Explosion outside Kabul University kills 8, wounds 33
No group has claimed responsibility for the attack
A bomb explosion outside the gates of Kabul University in the Afghan capital on Friday has left at least eight people dead and wounded 33, according to police and health officials.
No group immediately claimed responsibility for the attack, the latest to target Kabul. Both the Taliban and the militant group ISIS often stage large-scale bombings in the city, targeting Afghan forces, government officials and minority Shias.
The early morning blast also set two vehicles ablaze although it wasn't clear if the attack was carried out by a suicide bomber or a remotely detonated bomb, said Kabul police spokesperson Ferdous Faramarz.
The casualty tolls were released by the Health Ministry spokesperson, Dr. Wahidullah Mayar, who tweeted: "All the wounded patients were evacuated to our hospitals and have been receiving the required treatment."
After initial reports of six dead, Mayer said two people died of their wounds and the number of wounded rose to 33, following reports from hospitals around the city.
The co-ed university compound houses several hostels for summer students attending classes and working on research projects.
Taliban claims no involvement
Though Friday is the start of the weekend in Afghanistan, Massoud, an economics professor at the university who like many Afghans uses only one name, said several lawyers were taking their exams to become judges when the explosion occurred.
It wasn't immediately clear if the lawyers were the target. In recent months, at least two professors at Kabul University with alleged links to Afghanistan's ISIS affiliate have been arrested, and last year the wall that surrounds the university was emblazoned with graffiti reading, "Long Live Daesh," the Arabic name for the Islamic State group.
A U.S. Department of Defence intelligence official told The Associated Press that the ISIS affiliate has stepped up efforts to recruit students from Kabul's universities, particularly those who are tech savvy, to expand the group's strength and reach. The official spoke on condition of anonymity because he wasn't authorized to talk to the media.
Taliban spokesperson Zabihullah Mujahid said he was not aware of Taliban involvement in Friday's attack.
Bombing attacks frequent
In a 2016 attack, 13 people were killed, mostly students, and more than 40 people were wounded when militants attacked the American University in Kabul. In that attack, a car bomb exploded outside the university gates, followed by a blistering, hours-long attack in which gunmen roamed through the compound shooting at students and teachers.
Also on Friday, a roadside mine killed five people who were riding in a car in eastern Ghazni province. Their identities were not immediately known. There was no claim of responsibility for that attack, though the Taliban controls vast sections of the province.

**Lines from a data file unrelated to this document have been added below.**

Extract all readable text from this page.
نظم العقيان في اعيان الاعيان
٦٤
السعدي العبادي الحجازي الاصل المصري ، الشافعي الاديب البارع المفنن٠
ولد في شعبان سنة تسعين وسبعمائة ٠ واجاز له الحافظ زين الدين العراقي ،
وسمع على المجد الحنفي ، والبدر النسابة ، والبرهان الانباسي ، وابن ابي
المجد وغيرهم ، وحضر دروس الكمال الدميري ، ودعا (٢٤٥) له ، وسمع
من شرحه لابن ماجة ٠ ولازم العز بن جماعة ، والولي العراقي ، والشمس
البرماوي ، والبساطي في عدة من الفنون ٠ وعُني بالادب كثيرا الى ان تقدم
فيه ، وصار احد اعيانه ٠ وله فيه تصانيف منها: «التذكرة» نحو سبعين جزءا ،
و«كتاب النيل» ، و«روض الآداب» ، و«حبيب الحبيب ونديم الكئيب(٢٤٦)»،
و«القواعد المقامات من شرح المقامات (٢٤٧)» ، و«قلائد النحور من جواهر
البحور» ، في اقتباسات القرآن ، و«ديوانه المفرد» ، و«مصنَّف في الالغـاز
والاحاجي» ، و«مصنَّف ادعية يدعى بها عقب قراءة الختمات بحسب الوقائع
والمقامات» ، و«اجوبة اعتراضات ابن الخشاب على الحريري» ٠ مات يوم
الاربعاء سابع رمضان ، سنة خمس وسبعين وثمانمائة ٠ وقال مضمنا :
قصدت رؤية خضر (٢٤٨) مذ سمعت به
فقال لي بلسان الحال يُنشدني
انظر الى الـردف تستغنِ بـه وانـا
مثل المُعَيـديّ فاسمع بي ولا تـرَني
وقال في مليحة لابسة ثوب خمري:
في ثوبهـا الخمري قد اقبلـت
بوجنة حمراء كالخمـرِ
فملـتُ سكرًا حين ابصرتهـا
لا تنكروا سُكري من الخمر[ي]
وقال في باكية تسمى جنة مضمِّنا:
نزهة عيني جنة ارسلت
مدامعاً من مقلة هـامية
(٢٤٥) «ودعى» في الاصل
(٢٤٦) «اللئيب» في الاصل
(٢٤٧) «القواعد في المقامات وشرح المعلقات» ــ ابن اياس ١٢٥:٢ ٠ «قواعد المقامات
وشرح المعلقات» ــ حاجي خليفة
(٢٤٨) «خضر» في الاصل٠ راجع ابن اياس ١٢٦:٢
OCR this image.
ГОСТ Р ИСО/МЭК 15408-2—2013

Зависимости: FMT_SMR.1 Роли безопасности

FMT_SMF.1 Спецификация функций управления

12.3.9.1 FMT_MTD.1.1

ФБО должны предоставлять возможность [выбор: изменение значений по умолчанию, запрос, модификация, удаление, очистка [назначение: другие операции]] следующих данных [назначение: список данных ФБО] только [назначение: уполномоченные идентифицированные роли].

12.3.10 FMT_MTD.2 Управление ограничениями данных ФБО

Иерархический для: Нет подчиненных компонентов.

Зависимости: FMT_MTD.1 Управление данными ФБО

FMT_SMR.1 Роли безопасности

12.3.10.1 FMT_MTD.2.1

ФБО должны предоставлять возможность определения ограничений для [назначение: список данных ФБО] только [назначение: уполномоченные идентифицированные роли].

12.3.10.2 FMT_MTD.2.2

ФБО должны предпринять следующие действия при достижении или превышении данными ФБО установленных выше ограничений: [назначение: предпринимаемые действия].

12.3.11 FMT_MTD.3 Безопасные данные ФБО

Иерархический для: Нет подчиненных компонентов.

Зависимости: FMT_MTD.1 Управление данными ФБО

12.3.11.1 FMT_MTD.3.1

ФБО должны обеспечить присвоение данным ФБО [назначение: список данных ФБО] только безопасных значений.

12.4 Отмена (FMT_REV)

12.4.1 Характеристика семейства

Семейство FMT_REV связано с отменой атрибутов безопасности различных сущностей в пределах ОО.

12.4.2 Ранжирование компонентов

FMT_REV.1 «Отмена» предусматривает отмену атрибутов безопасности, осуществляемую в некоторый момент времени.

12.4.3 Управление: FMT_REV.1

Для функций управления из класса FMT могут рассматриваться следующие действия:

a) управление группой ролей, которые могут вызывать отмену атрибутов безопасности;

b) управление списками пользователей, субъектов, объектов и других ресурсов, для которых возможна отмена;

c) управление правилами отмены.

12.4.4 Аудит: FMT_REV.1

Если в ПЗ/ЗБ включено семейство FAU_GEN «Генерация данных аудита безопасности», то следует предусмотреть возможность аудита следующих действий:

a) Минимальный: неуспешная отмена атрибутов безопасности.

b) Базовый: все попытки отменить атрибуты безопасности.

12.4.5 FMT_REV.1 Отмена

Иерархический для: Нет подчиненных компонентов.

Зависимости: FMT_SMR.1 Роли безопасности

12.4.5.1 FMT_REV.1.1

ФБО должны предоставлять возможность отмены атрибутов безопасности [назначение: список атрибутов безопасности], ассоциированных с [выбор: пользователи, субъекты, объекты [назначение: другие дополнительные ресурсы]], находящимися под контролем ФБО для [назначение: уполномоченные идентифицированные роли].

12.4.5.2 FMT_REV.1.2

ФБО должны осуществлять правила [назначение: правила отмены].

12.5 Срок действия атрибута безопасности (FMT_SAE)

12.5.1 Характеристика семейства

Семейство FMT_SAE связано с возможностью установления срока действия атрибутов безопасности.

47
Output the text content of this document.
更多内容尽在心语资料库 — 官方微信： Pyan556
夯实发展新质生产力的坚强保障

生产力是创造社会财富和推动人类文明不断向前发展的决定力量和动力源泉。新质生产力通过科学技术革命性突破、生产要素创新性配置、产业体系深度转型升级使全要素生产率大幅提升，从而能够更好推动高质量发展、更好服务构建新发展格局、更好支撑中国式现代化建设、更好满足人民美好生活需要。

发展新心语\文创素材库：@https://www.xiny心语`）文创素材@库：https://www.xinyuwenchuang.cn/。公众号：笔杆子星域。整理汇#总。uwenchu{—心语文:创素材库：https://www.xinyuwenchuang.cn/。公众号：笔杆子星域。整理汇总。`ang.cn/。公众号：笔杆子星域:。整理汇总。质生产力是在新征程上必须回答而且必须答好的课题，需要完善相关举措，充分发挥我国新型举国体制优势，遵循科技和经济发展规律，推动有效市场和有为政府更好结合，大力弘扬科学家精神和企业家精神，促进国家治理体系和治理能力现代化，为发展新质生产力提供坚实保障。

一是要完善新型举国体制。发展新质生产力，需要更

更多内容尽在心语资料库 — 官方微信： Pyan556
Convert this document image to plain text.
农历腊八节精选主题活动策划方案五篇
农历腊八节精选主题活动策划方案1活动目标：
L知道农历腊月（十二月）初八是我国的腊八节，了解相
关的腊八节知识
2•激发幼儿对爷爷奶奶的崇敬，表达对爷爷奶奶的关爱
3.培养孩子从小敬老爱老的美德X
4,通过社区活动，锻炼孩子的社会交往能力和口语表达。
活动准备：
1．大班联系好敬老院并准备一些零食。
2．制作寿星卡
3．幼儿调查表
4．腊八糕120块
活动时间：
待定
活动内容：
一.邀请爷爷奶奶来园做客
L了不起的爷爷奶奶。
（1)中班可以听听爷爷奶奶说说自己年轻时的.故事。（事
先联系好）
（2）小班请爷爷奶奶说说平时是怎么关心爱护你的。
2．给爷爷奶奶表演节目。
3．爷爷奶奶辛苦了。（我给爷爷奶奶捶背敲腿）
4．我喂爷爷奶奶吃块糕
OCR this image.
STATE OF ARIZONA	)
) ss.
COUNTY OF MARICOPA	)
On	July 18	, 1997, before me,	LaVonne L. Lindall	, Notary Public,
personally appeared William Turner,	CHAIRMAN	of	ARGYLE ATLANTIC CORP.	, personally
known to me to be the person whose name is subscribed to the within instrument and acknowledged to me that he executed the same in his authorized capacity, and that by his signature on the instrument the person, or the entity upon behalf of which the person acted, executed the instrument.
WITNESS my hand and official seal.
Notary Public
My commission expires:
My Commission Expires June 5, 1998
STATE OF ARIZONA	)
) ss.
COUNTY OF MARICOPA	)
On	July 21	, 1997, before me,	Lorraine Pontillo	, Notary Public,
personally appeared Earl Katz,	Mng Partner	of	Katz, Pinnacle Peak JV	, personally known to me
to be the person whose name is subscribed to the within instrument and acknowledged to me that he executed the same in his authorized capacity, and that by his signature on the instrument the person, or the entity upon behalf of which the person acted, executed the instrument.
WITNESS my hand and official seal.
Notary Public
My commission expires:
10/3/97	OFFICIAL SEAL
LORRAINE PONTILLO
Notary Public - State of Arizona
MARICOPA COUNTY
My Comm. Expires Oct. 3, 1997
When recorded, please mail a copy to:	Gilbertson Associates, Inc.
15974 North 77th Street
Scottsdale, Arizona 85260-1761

The Taliban control roughly half of Afghanistan now and is at its strongest since the 2001 defeat, when the U.S.-led invasion toppled the five-year government that had harboured al-Qaeda leader Osama bin Laden.
Bin Laden was killed in a 2011 U.S. Navy SEAL raid of his compound in the Pakistani garrison town of Abbottabad. Pakistan's military and intelligence leaders have repeatedly denied any knowledge of bin Laden's presence in their country.